Leap frog active filters are active simulations of passive LC filters. The advantage in doing this is that equally terminated passive LC filters distribute the element value error over the entire filter, which in turn has the effect of minimizing adverse effect of element value errors on the frequency response. If such a filter is simulated in an active filter, then the synthesized active filter is expected to exhibit similar robust qualities.

Leap frog filters are relatively simple to create for all pole low pass and band pass all pole filters. The design complexity is greater for other forms of filters. Currently, band pass Leap Frogs are limited to all-pole designs. Low pass and high pass Leap Frogs support all-pole, as well as imaginary transmission zeros, such as in Elliptic as well as Butterworth and Chebyshev with manual imaginary zeros.

 

Alternate Topology Checkbox (available for low pass and high pass only) reverses the gain sign of each section in the filter. This results in an overall gain change for odd order filters, and greatly effects the tx zero topologies for filters with transmission zeros.

 

Synthesis of Filters

FilterSolutions uses the synthesis algorithm from Filter Theory and Design, Active and Passive by Sedra & Bracket, pages 714 to 721, ISBN 0-916469-14-2 for low pass and band pass all-pole designs.

Essentially, a string of integrators alternating between positive unity gain and negative unity gain. Positive gain stages are implemented with a Miller integrator to maximize performance with real opamps. Each integrator output has a feedback and a feed forward resistor. The end integrators have additional resistors to account for the terminations. In the case of even order Chebyshev filters that are not modified for even order passive implementation, the value of the source resistor is calculated to be the maximum obtainable value that is less than the load resistor. The values of the feedback and feed forward resistors are calculated from the prototype LC filter and resistive constant entered by the user. The capacitor values of the leapfrog filter are calculated from the cutoff frequency of the filter and resistive constant entered by the user.
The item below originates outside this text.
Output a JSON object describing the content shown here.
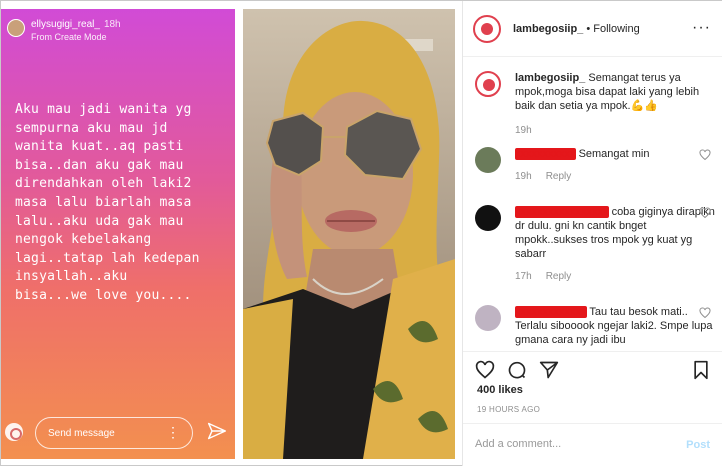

The following is a 4th order low pass LC passive Butterworth filter prototype.

Passive LC Ladder

 

The element values, cutoff frequency, and user entered resistive constant are used to calculate the feedback, feed forward, and end piece resistors of the following Leap Frog filter:

Equivalent Leap Frog Active Filter

 

High pass designs use differentiaters instead of integrators. Transmission zeros utilize both a differentiater and an integrator.